For Example while executing and running up a cobol db2 program we need to submit mutilpe jcl, so need to bring all those sub-jcl under my main jcl, so that i need to submit only one jcl and compilation and execution are done.
main jcl
- - -
- - -
jcl1 jcl2 jcl3
Constaints: I can't update the jcl1, jcl2 and jcl3.
JOBLIB or STEPLIB is a list of libraries which contain executables, i.e. programs. They do not contain jobs, i.e. JCLs.
There is no such thing as a sub-JCL from an operating point of view. Each job is a separte set of JCL statements, which may be stored as member of JCL libraries, or they may be generated by a program.

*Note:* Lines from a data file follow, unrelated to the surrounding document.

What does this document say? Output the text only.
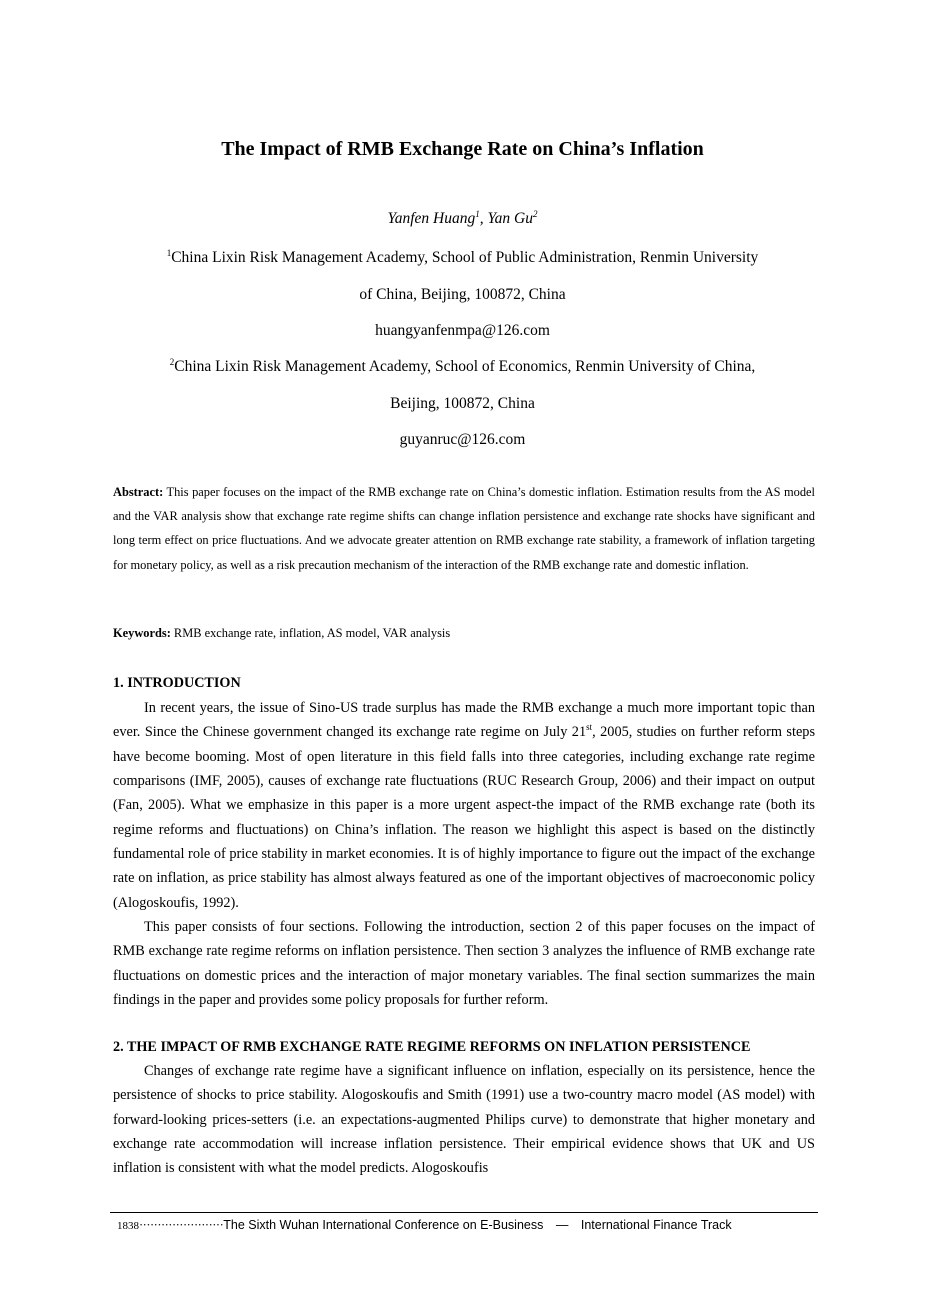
The Impact of RMB Exchange Rate on China’s Inflation
Yanfen Huang$^1$, Yan Gu$^2$
$^1$China Lixin Risk Management Academy, School of Public Administration, Renmin University
of China, Beijing, 100872, China
huangyanfenmpa@126.com
$^2$China Lixin Risk Management Academy, School of Economics, Renmin University of China,
Beijing, 100872, China
guyanruc@126.com
Abstract: This paper focuses on the impact of the RMB exchange rate on China’s domestic inflation. Estimation results from the AS model and the VAR analysis show that exchange rate regime shifts can change inflation persistence and exchange rate shocks have significant and long term effect on price fluctuations. And we advocate greater attention on RMB exchange rate stability, a framework of inflation targeting for monetary policy, as well as a risk precaution mechanism of the interaction of the RMB exchange rate and domestic inflation.
Keywords: RMB exchange rate, inflation, AS model, VAR analysis
1. INTRODUCTION

In recent years, the issue of Sino-US trade surplus has made the RMB exchange a much more important topic than ever. Since the Chinese government changed its exchange rate regime on July 21st, 2005, studies on further reform steps have become booming. Most of open literature in this field falls into three categories, including exchange rate regime comparisons (IMF, 2005), causes of exchange rate fluctuations (RUC Research Group, 2006) and their impact on output (Fan, 2005). What we emphasize in this paper is a more urgent aspect-the impact of the RMB exchange rate (both its regime reforms and fluctuations) on China’s inflation. The reason we highlight this aspect is based on the distinctly fundamental role of price stability in market economies. It is of highly importance to figure out the impact of the exchange rate on inflation, as price stability has almost always featured as one of the important objectives of macroeconomic policy (Alogoskoufis, 1992).

This paper consists of four sections. Following the introduction, section 2 of this paper focuses on the impact of RMB exchange rate regime reforms on inflation persistence. Then section 3 analyzes the influence of RMB exchange rate fluctuations on domestic prices and the interaction of major monetary variables. The final section summarizes the main findings in the paper and provides some policy proposals for further reform.

2. THE IMPACT OF RMB EXCHANGE RATE REGIME REFORMS ON INFLATION PERSISTENCE

Changes of exchange rate regime have a significant influence on inflation, especially on its persistence, hence the persistence of shocks to price stability. Alogoskoufis and Smith (1991) use a two-country macro model (AS model) with forward-looking prices-setters (i.e. an expectations-augmented Philips curve) to demonstrate that higher monetary and exchange rate accommodation will increase inflation persistence. Their empirical evidence shows that UK and US inflation is consistent with what the model predicts. Alogoskoufis

1838·······················The Sixth Wuhan International Conference on E-Business　―　International Finance Track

If your COBOL program needs to decide when and which job to submit, it needs to know the library and member for each job. It can then read the member from the library and write the records to an INTRDR data set. The JCL for the COBOL program could, e.g. contian DD statements for each of the three jobs and a single INTRDR DD to submit the jobs.
//jobname JOB ....
...
//stepname EXEC PGM=your-cobol-pgm
//...
//JOB1 DD DISP=SHR,DSN=your.jcl.lib(JOB1)
//JOB2 DD DISP=SHR,DSN=your.jcl.lib(JOB2)
//JOB3 DD DISP=SHR,DSN=your.jcl.lib(JOB3)
//SUBMIT DD SYSOUT=(A,INTRDR)
...
I'm not a COBOL programmer, so I won't try to give example code. In the COBOL code, you declare files for each of the jobs, i.e. JOB1, JOB2, and JOB3, and one for the INTRDR, i.e. SUBMIT (Note the DD name SUBMIT was arbitrarily chosen; it can be almost any name you want).
When it is time to submit job 1, you open files JOB1, and SUBMIT, then read each record from JOB1 and immediately write it to SUBMIT. Finally, you close both files, and by closing SUBMIT you're telling JES to process the job.